Recent failures in the Remote Desktop Protocol (RDP) have shown deficiencies in access through the protocol. In fact, security expert Dan Kaminsky states that the RDP protocol is used in more than 5 million computers today. As you can imagine, companies that do not properly shield RDP points can compromise the security of the network and its terminals.
Knowing how RDP works, what it is used for and how to secure it helps administrators improve the network systems.
In this article, we explain shortly what RDP is and how it is used in business terminals. We will then examine how companies can ensure the safety of the RDP.
What is RDP?
The remote desktop protocol is a protocol created by Microsoft. It allows the system user to connect to a remote system through a graphic interface. The client works on Microsoft systems, although the software can also be installed on other systems from other developers such as Apple, several versions of Linux, and some mobile OS such as Android.
The RDP server part is installed on a Microsoft OS computer and receives requests from agents to graphically display application information, and even offer remote access to the system.

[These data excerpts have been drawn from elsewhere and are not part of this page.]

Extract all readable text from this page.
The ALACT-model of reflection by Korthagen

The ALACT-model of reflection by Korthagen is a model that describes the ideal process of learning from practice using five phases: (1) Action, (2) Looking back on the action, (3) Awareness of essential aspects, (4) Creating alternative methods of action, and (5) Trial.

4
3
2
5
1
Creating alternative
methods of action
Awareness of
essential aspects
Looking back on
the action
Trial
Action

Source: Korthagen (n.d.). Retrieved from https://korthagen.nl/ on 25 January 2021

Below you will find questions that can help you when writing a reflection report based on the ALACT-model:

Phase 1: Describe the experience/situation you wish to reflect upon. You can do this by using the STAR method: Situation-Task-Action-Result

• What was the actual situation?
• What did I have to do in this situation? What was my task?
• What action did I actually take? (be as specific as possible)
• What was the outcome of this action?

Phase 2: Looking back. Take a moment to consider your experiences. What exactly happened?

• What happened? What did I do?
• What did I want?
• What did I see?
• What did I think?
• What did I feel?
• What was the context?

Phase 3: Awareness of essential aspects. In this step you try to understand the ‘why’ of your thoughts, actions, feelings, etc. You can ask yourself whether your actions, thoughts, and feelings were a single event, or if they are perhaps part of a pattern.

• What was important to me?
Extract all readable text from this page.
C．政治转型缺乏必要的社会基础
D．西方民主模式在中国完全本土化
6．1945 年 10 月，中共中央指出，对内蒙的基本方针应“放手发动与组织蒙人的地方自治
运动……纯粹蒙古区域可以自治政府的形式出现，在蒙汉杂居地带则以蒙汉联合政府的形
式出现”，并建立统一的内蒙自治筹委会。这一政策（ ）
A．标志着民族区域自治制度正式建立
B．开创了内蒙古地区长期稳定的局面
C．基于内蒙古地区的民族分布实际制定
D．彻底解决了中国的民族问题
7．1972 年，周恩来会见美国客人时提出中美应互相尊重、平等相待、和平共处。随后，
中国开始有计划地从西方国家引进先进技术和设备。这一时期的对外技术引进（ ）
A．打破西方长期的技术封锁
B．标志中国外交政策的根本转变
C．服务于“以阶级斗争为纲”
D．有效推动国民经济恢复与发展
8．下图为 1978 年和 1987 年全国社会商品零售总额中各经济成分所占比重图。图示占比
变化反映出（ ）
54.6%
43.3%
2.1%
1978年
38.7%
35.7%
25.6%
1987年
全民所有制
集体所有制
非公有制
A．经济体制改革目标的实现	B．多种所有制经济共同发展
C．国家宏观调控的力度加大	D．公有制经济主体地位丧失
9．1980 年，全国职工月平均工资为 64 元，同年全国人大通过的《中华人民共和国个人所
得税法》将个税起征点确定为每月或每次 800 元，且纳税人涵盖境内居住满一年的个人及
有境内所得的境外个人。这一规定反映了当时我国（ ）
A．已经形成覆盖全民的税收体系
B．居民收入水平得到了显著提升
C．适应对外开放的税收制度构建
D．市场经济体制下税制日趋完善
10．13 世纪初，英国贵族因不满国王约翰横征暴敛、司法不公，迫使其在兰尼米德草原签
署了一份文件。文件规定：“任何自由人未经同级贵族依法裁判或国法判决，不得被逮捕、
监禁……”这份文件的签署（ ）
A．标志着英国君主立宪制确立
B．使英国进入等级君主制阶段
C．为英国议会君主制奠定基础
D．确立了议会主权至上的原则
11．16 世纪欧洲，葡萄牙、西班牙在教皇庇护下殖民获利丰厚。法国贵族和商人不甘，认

By default, the server answers the requests made on port 3389 from the clients that want to connect via RDP.
How is RDP used in companies?
Normally, companies buy RDP and configure services or terminal sessions on the servers that clients have installed to be able to connect with them, whether for management, remote access or centralized applications. This protocol is also used by administrators to access systems remotely and to solve problems. This specific function is the most problematic if it is not configured properly since it can cause unauthorized access to the company’s systems.
How to secure the RDP
Now that we know what RDP is and how it works, let’s see what security implementations you need:
- Verify 128-bit encryption between clients and servers; This encryption allows the use of more resistant keys than the traditional ones. By default, the RDP connection uses 128bit encryption but the client configuration may be 64 bits. As a precaution and to prevent the system from reducing that encryption, administrators can configure various Group Policy Objects (GPOs) that have the same level of encryption as the standard. It is recommended to enable “Maximum Level” encryption.
- If access is done through a network, it will extend instead of leaving the port open for possible attacks; it is recommended to create a VPN tunnel to the network before using RDP. Even better is to configure a remote desktop connection that allows HTTPS. These two methods are recommended to avoid having to leave the RDP 339 port open on the network area.
- With the new Windows operating systems (Vista, Windows 7 and Server 2008), administrators can enable network-level authentication (NLA) as an additional protection measure before establishing host connections via RDP. This process eliminates system identification and uses fewer resources. It also avoids the potential risks of denial of service (DoS) attacks and brute force attacks. The NLA can serve as a buffer, preventing the attacker from tearing down the RDP host server through mass access attempts.
- By default, the RDP protocol listens to port 3389 for connections from RDP clients. It is possible to change the port of this service, to protect the network from attacks and malware that look for RDP connections on this port. However, this “dark security” can cause failures and errors. It is possible to change the port but you should have a good reason to do so.
- The use of firewalls both in the network area and in the OS to filter incoming requests to approved sources to make RDP connections can limit the connectivity of these servers. In particular, there is a group of users that are supposed to only connect to a certain group of servers, so considering them in the firewall rules can partly eliminate this problem.
- Verify who can create RDP connections with the server. Consider restricting RDP access to specific groups (through policies or manually) instead of allowing anyone to use this system. Restricted access is always the best option. It is also recommended to delete the local RDP access administrator account. All user accounts must be clearly defined in the system.
- While NLA performs some authentication functions, the best RDP authentication system is achieved through SSL certificates. These certificates are installed in the system and in the RDP client, where the user can be identified before establishing the RDP connection.
- Verify the system has all the patches related to RDP, especially after the latest events that have caused Microsoft to issue security bulletin MS12-020.
- Finally, include in the GPOs the use of passwords with a certain dimension and establish that use as a policy to prevent brute force attacks on the server.